The Dalai Lama says that Tibet rightfully belongs to him and the monks and the religious order they represent. He and they want a country separated from China and ruled by their religious order. And large parts of the Western World seem to agree with them that they should have this.
But wait a minute. As I will soon be eighty years old I was living in the times of the Chinese revolution. I remember the Chinese revolution. It started happening just before, during, and right after the Second World War. China then was in pitiful shape. Had been for a very long time. There was no middle class in China during those years to speak of and no heavy industry, or much industry of any kind. Aside from the war lords, noble upper classes, and pirates, nobody had any money. Couldn’t read or write, either. Peasant share croppers they were, only the landlords took more than their share leaving the peasants hungry. Famine was rampant. Women especially bore the burden of abject poverty. They worked in the fields, bore children, were beaten, and if destined for harlotry, had their feet bound that crippled them for life.
And then this revolution started happening. Land lords and upper classes were told to share the wealth and foreign religious orders were kicked out of the country. Everybody was given a chance to reform but if the pirates couldn’t sop pirating they were executed. Suddenly people were learning to read and write, including women and girls. Jobs were opening up in the cities, again for women, too. Female foot binding became a shameful thing of the past. Farming began on a communal basis. Some peasants were taught to be para- medics (only they were called bare foot doctors) and go out and doctor people in the country side. Even though the US and Europe in general boycotted China for having the audacity to have a revolution, China struggled through and gradually built schools, hospitals, fostered art and dance and became the powerful nation it is today.

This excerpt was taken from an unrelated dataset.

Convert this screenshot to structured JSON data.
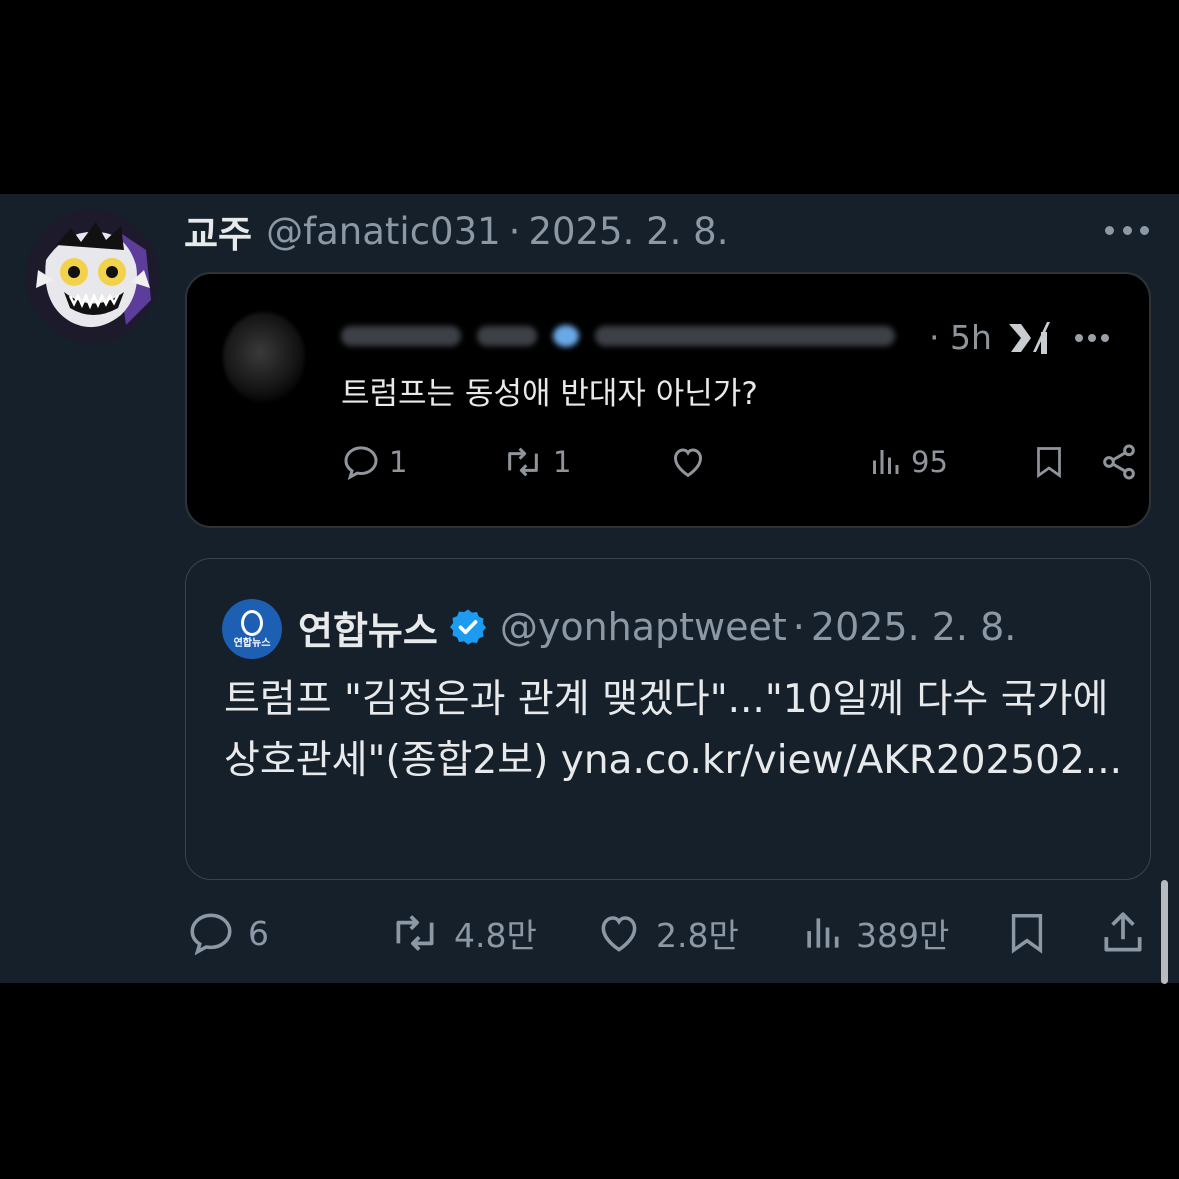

Is China full of faults? I’m sure. But they seem to keep the country relatively free from corruption and one thing they are hell bent on is keeping Tibet in China. Just like Canada wants to keep it’s Artic claims for Canada. Like Canada resists the notion of Quebec separating. Like people everywhere resists the notion of a country being bound by a certain religion, any religion, like some orders of the Sikhs, Al Qaeda, and Kurds, to name a few who want to overthrow secular states or parts of secular states and impose religious beliefs as government.
In short, I am not opposing the Olympics because I think the Dalai Lama and the monks should lead Tibet into succeeding from China. Tibet now has schools where girls attend as well as boys; people have jobs, health care, and a modern railroad into the rest of China. The Chinese people themselves know this and from all reports are not sympathetic to the Dalai Lama and the monk’s attempts to fracture China.
I oppose the Olympics because they are evil in and of themselves, where they occur they displace people and homes, fracture the local economy, leave an area heavily in debt and take land they shouldn’t as in Campbell’s Olympics here in BC, the taking of Aboriginal land. Yes. They are taking Aboriginal land. This is the main issue.